What is globalization and how does it connect the world?

Listen to this article

Globalization is the process that has brought closer and connected markets, societies and cultures around the planet. The covid-19 crisis is a clear example: a virus that appeared in China gave way to a pandemic because the world is interconnected. The term was coined by American economist Theodore Levitt in 1983, but the origin of the phenomenon is unclear. Most consider that globalization began after the Second World War and that it has developed especially since 1980. However, there are those who believe that it began at the end of the 19th century, and even with the first overseas empires, between the centuries XV and XVI.

In any case, globalization has intensified since the 1980s due to advances in transportation and technology that facilitated the movement of goods, services, capital, information and people around the world. The development of commercial aviation, the standardization of shipping containers, and the invention of the internet connected countries even more. Meanwhile, neoliberal policies at the end of the 20th century caused national markets to reduce barriers to trade and open to the outside world. For this reason, globalization is above all economic, although it also has political, cultural and technological aspects. Hence, its agents are not only multinational companies and large financial organizations, but also States, cities and even individuals.

The faces of globalization

Of the four types of globalization—economic, political, cultural and technological—the first is the most advanced, thanks to liberalized and increasingly international trade. Countries have eliminated barriers such as tariffs and signed trade agreements to integrate economically. At the same time, multinationals move their activity to other countries to save costs, a phenomenon known as offshoring. Economic globalization has been followed by politics, with new organizations and standards of global reach, such as the UN, the WHO or international agreements on the use of nuclear energy.
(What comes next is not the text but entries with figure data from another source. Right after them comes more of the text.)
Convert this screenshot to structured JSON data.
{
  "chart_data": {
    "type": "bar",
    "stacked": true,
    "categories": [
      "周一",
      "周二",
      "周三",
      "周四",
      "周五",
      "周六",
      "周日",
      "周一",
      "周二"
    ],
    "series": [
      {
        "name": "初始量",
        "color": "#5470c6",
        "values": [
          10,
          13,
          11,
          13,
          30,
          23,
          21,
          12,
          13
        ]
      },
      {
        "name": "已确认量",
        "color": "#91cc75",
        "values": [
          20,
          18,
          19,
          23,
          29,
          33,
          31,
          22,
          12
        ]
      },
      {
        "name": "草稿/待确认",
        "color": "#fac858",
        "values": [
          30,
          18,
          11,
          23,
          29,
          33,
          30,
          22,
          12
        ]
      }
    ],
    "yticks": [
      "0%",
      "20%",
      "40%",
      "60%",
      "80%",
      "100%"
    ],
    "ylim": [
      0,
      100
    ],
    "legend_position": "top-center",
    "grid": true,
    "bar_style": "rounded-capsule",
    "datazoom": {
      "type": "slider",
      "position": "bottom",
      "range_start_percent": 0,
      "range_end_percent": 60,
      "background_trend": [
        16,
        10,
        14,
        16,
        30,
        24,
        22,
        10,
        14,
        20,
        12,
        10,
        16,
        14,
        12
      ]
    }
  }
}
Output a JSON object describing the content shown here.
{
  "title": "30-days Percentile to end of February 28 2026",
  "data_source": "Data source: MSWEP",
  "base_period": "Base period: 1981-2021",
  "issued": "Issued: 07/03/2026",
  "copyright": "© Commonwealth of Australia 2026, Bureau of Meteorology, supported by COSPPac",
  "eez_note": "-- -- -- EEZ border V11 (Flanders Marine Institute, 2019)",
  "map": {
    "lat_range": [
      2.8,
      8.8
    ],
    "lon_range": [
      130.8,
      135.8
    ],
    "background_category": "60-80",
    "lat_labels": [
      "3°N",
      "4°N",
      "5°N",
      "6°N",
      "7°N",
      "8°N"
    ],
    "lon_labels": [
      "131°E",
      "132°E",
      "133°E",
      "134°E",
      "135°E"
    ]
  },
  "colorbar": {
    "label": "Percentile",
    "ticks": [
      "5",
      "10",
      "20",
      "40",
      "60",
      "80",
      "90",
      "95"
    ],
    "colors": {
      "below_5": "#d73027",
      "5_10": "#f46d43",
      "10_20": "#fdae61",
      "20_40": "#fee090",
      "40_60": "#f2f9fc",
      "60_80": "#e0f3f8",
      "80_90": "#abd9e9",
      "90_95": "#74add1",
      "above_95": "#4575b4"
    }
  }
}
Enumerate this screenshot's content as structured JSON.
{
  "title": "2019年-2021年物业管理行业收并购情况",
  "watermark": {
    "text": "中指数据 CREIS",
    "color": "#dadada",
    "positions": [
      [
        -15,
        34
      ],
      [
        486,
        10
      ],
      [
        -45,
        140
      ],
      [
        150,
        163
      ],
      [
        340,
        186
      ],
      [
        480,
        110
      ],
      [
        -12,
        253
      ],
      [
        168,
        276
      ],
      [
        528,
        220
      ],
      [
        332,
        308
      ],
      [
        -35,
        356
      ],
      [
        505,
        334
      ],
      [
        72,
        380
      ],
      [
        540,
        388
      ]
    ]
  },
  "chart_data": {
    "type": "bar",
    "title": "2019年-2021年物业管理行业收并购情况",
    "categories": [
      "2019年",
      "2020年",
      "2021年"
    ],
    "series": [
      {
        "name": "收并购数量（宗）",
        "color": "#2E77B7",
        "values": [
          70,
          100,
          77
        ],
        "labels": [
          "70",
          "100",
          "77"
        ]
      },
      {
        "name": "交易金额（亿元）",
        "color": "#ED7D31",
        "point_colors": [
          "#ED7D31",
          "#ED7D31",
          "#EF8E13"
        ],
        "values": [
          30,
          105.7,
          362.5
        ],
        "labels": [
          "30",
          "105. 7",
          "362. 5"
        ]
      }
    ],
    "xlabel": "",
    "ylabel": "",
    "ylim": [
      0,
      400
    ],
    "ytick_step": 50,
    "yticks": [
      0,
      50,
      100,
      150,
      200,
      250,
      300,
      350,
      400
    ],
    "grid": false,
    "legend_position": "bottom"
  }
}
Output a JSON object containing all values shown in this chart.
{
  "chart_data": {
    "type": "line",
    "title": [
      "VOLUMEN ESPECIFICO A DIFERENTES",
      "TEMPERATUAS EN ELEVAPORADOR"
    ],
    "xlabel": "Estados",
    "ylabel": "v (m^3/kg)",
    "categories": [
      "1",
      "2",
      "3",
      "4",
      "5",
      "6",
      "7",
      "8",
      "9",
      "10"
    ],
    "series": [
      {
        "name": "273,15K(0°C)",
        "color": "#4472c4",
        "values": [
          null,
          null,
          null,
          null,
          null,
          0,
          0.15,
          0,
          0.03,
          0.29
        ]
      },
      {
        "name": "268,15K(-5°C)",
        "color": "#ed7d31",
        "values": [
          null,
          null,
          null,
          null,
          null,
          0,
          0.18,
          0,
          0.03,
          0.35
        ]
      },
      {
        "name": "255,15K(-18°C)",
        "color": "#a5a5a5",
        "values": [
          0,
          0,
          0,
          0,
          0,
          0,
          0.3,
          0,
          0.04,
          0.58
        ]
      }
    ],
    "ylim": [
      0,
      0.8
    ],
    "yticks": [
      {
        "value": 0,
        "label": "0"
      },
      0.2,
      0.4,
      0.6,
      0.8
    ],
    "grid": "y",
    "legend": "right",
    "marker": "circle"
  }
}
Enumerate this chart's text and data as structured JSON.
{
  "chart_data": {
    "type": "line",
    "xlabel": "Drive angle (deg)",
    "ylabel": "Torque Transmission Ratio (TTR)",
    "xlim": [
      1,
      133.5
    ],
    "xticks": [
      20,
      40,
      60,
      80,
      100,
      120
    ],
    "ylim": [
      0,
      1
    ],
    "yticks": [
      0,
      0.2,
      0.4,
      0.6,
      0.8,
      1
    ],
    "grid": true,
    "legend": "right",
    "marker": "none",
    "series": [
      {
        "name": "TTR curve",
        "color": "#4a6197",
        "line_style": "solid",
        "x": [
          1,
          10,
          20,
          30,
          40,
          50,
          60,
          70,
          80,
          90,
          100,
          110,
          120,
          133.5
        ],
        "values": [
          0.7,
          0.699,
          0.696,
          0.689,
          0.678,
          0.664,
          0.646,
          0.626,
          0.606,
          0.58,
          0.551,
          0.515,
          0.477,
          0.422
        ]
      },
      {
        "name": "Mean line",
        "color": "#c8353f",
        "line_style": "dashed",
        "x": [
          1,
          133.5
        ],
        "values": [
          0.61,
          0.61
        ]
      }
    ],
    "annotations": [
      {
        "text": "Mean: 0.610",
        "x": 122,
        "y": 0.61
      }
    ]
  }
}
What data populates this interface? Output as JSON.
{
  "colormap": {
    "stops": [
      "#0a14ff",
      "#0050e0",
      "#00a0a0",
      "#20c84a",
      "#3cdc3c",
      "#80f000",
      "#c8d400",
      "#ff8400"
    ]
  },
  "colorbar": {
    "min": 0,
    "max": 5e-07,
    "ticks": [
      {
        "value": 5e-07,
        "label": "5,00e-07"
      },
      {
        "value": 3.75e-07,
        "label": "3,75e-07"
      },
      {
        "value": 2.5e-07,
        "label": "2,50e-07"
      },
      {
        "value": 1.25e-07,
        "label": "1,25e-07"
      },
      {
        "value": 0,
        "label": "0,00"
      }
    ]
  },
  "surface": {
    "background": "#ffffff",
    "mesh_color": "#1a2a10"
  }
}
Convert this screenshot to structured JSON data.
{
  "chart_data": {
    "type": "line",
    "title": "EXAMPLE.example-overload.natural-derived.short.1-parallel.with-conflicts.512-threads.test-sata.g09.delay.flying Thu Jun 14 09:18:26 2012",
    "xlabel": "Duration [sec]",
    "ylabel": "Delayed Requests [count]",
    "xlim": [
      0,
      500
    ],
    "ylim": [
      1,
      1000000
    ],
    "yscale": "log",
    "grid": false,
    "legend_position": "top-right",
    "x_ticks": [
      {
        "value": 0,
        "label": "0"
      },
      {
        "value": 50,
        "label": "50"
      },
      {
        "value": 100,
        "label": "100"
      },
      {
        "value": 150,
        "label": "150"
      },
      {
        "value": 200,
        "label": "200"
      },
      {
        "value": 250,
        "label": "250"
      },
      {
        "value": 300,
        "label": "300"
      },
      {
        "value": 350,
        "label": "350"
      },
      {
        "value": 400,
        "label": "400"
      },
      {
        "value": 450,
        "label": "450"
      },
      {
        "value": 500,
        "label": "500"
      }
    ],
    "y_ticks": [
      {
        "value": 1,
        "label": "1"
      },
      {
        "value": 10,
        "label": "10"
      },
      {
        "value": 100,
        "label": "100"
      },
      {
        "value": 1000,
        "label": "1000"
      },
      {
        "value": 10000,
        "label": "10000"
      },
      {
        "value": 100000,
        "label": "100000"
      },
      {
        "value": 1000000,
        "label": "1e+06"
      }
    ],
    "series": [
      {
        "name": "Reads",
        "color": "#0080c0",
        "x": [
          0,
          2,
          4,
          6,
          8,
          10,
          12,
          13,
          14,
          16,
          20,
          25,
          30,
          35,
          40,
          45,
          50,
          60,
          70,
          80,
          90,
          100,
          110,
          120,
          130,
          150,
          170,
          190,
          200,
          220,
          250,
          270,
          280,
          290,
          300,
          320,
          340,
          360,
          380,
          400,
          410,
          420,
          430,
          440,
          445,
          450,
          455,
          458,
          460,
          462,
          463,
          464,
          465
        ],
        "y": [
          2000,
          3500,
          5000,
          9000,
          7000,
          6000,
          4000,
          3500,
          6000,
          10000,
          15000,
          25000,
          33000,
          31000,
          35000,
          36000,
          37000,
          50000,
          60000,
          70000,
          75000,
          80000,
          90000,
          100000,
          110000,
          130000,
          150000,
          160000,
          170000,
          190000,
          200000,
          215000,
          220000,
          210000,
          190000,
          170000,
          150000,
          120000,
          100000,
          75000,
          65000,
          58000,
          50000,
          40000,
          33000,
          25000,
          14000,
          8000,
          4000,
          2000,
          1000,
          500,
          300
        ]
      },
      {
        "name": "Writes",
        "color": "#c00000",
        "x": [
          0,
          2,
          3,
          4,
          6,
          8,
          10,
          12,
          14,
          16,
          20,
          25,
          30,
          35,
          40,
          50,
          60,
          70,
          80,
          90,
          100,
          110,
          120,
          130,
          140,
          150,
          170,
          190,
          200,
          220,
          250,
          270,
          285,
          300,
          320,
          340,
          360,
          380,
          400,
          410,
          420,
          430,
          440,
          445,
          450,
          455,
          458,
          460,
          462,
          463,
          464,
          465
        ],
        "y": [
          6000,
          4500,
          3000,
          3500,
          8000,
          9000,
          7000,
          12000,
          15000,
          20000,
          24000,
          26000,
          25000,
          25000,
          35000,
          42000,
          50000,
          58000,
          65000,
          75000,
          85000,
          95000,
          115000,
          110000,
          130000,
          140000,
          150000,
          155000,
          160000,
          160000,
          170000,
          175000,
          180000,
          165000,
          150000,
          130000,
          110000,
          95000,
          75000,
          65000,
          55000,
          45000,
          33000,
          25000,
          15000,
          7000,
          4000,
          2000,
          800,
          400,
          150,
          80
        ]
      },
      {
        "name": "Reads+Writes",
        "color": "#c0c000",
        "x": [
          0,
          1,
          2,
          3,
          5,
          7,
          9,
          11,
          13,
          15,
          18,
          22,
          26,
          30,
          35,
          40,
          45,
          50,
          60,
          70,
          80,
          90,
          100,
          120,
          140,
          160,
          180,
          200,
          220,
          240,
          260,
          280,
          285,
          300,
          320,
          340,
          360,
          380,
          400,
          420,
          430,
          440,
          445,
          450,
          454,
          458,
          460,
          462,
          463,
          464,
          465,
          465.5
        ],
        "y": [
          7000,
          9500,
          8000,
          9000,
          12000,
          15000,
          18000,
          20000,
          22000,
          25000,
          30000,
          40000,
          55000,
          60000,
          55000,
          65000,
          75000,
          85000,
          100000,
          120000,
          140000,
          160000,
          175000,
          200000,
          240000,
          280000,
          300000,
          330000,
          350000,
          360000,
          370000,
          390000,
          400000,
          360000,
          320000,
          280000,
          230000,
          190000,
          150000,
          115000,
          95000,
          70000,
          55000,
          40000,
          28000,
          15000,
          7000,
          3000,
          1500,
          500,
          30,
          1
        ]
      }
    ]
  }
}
Cultural globalization, for its part, has consisted of a greater exchange of values ​​and traditions between countries. For example, the international success of the African song Jerusalema in 2020 or international fashion shows, such as Paris Fashion Week, are the result of cultural globalization. Finally, in recent years, technological globalization has been added. More and more countries use the same technology, and societies are connected through the internet and social networks. Facebook, for example, has 2.74 billion users, 35% of the world’s population.

The world is now one

One of the main consequences of globalization has been the increase in global GDP. Today there is more wealth in the world and, in turn, the extreme poverty rate has decreased by 84% since 1980. This is mainly explained by the rise of emerging economies such as China, whose growth has lifted millions out of extreme poverty. of people. However, the increase in global GDP has not translated into greater equality between countries, quite the opposite: globalization also generates inequality. According to a study by the NGO Oxfam Intermón, since the beginning of the century only 1% of the world’s new wealth has gone to the poorest half of the population, while 50% of this new wealth has been received by the 1 % richer.

Another consequence of globalization is that the economic and geopolitical center of the world is shifting from the West to Asia, and China, along with other countries such as India, are emerging as a counterweight to the hegemony of the United States. As a consequence, the international community no longer has that single pole of power, but several.

Criticism and controversy

Globalization, however, also arouses criticism. For the middle and lower classes of developed countries it is equivalent to losing employment in the face of competition from products manufactured in countries with lower wages. This discontent contributed to the proliferation of anti-government parties and movements.establishment like the French National Front or the brexita reaction to the negative consequences of globalization.

On the other hand, there is a movement that criticizes the neoliberal nature of globalization, considering it an instrument of the United States to export its socioeconomic model and thus preserve its hegemony. Environmental organizations such as Greenpeace or WWF also denounce its environmental impact. According to them, the economic growth it generates also entails processes of deforestation, the extraction of natural resources in an unsustainable manner and the increase in the consumption of fossil fuels, which aggravate global warming.